Beyond the Black Box

Both heuristics and features involve discerning what aspects of the application domain are important and which are not so that algorithms may use only the most relevant domain knowledge necessary to solve the problem. So we just need to find the right knowledge to put into the machine and everything is a-ok, right? Unfortunately, everything is only obvious once you know the answer. Things that are obvious in retrospect were just one of many possibilities when the problem was still unsolved.

Common sense ain’t common, especially when it comes to any subject of nontrivial complexity. Creating computational solutions for defense problems – whether that involves using the right heuristics to search for solutions or finding the right features to predict something of interest – is often a process of tinkering and experimentation to engineer the best way to represent the domain and the knowledge particular to it.
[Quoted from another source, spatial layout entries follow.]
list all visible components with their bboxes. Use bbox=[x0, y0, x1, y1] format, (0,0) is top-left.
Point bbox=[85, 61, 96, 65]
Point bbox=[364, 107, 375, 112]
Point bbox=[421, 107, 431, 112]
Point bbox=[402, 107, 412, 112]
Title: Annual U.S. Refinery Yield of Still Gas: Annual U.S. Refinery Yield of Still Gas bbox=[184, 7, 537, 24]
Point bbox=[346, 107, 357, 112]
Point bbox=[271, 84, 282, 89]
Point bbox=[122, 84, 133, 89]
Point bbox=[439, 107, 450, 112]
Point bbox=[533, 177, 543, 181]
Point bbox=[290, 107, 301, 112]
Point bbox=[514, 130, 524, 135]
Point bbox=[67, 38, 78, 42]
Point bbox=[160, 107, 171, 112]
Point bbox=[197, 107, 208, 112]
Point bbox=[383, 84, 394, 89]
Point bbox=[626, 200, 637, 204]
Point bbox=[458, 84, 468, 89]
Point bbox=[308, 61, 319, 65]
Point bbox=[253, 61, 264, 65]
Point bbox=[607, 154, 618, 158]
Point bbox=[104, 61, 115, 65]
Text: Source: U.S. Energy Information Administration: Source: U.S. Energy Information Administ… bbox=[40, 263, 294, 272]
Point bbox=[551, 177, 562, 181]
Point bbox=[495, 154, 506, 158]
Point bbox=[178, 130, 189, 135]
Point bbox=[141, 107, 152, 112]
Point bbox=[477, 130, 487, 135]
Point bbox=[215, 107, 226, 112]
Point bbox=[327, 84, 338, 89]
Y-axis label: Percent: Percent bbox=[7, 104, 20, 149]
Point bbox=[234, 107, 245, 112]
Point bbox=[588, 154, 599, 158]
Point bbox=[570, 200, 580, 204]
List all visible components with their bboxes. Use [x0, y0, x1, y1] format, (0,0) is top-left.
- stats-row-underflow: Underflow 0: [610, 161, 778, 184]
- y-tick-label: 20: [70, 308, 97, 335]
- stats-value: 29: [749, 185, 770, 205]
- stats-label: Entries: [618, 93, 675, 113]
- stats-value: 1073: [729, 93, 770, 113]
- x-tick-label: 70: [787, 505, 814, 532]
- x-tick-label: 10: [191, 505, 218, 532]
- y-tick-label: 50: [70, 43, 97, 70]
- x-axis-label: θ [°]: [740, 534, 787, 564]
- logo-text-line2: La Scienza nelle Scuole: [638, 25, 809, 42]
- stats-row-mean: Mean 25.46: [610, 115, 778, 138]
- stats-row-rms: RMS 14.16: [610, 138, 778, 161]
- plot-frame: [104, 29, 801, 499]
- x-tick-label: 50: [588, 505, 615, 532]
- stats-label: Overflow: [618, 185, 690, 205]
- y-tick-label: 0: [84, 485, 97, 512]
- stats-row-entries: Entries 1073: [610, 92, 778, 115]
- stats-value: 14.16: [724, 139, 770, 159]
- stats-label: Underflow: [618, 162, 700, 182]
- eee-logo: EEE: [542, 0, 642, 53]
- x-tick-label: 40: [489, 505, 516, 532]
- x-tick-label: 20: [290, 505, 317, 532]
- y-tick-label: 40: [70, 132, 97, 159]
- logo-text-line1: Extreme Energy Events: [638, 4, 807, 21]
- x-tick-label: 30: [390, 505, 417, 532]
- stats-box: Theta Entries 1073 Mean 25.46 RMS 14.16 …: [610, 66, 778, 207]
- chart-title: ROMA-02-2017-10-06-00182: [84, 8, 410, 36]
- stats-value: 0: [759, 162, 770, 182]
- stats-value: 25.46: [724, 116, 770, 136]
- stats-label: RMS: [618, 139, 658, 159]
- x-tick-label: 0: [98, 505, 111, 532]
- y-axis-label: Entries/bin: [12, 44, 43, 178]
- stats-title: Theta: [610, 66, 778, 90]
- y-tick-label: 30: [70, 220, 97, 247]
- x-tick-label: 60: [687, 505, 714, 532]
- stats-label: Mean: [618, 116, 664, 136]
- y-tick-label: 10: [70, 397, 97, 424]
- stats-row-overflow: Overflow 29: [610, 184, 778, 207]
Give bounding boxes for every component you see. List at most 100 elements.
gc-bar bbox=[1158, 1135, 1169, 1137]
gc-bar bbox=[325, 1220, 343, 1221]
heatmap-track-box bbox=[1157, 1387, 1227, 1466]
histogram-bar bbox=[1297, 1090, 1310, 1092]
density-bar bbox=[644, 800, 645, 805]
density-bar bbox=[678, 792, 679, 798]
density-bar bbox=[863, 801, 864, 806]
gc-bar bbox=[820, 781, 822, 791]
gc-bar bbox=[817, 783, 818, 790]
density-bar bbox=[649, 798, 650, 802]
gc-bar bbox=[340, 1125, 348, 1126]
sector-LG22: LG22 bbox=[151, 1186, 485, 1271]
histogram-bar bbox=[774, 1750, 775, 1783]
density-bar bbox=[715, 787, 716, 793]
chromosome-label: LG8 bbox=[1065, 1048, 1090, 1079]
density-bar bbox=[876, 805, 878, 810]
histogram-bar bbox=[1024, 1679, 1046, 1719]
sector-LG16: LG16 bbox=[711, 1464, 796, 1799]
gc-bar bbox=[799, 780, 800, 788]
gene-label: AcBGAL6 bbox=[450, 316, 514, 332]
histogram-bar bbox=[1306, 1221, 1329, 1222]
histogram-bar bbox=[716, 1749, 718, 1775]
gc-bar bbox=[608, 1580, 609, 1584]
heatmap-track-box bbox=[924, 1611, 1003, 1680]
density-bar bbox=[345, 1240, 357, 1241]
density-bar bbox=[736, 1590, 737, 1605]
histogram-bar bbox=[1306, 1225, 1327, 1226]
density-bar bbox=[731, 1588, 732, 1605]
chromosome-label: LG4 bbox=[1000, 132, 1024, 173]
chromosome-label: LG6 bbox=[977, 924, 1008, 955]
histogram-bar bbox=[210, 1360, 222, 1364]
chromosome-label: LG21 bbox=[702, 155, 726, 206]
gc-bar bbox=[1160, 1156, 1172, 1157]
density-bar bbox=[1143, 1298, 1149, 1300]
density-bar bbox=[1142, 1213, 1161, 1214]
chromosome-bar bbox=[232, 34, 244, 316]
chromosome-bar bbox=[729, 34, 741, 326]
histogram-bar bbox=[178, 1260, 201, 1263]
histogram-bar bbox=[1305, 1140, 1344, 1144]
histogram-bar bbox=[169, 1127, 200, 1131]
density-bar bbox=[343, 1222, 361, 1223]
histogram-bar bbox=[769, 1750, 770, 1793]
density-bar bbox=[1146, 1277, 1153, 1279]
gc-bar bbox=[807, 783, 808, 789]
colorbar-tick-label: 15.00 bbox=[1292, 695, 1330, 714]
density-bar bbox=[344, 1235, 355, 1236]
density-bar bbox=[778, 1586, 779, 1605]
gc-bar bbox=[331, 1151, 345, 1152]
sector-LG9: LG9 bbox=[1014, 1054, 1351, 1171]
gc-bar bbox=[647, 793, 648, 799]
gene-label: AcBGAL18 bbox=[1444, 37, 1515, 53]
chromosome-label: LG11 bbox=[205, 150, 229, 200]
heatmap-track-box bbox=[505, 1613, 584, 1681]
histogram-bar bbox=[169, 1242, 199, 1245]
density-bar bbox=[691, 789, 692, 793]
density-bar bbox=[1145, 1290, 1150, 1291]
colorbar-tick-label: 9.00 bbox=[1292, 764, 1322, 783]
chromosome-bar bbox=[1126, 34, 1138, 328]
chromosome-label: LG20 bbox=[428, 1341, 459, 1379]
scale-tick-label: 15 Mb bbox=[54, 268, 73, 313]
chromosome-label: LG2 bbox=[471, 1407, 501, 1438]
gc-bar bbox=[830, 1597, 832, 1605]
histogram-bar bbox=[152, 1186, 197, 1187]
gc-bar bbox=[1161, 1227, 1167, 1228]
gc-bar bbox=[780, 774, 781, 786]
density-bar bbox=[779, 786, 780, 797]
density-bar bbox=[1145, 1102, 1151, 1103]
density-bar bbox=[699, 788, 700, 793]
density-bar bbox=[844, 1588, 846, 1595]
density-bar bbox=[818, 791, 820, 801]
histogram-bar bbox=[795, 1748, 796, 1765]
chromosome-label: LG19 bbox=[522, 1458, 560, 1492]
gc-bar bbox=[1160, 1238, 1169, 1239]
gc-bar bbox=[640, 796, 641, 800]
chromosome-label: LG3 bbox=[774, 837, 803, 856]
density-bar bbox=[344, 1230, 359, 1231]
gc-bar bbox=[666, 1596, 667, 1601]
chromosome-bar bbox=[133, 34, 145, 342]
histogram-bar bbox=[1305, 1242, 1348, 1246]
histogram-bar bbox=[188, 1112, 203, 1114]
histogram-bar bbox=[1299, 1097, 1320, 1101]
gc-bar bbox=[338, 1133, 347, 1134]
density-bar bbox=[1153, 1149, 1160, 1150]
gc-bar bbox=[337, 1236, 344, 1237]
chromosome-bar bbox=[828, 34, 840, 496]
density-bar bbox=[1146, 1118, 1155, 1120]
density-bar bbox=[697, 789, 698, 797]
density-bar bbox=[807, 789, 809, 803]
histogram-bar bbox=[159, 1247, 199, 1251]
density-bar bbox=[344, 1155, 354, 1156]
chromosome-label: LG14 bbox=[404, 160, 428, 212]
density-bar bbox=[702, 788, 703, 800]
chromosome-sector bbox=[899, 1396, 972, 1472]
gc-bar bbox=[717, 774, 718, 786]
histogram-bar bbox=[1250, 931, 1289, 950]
Additionally, technology enables and constrains certain outcomes, and the process of using technology to solve problems is one of making tradeoffs, understanding core assumptions and risks, and developing appropriate expectations. Alternatives must be weighed and why a given solution succeeded or failed should not be enigmatic to consumers and stakeholders. This principle goes beyond just the issue of domain knowledge and algorithms – it holds true for many areas of computational problem-solving that interface with policy.

Heuristics and features are also several of many computational considerations involved in making algorithms. For example, embedded systems necessitate more efficient uses of memory and thus different algorithmic choices. Such considerations suggest that writing off the whole shebang as a bunch of nerds putting stuff into their algorithm according to their incomprehensible nerdy ways is self-defeating.

Understanding the theory of algorithms and how particular kinds of algorithms are designed and built gives security decision-makers and analysts power and agency to shape, guide, and evaluate the process. The alternative is imputing saintly power and expectations or demonic capabilities and mysticism to a black box called “algorithms.” Unless the details of algorithms are highlighted in policy discussions, superstition and hysteria instead of sound policy is what the procedure called “securityAnalysis()” will unfortunately compute.

 

Adam Elkus is a PhD student in Computational Social Science at George Mason University and a columnist at War on the Rocks. He has published articles on defense, international security, and technology at CTOVision, The Atlantic, the West Point Combating Terrorism Center’s Sentinel, and Foreign Policy.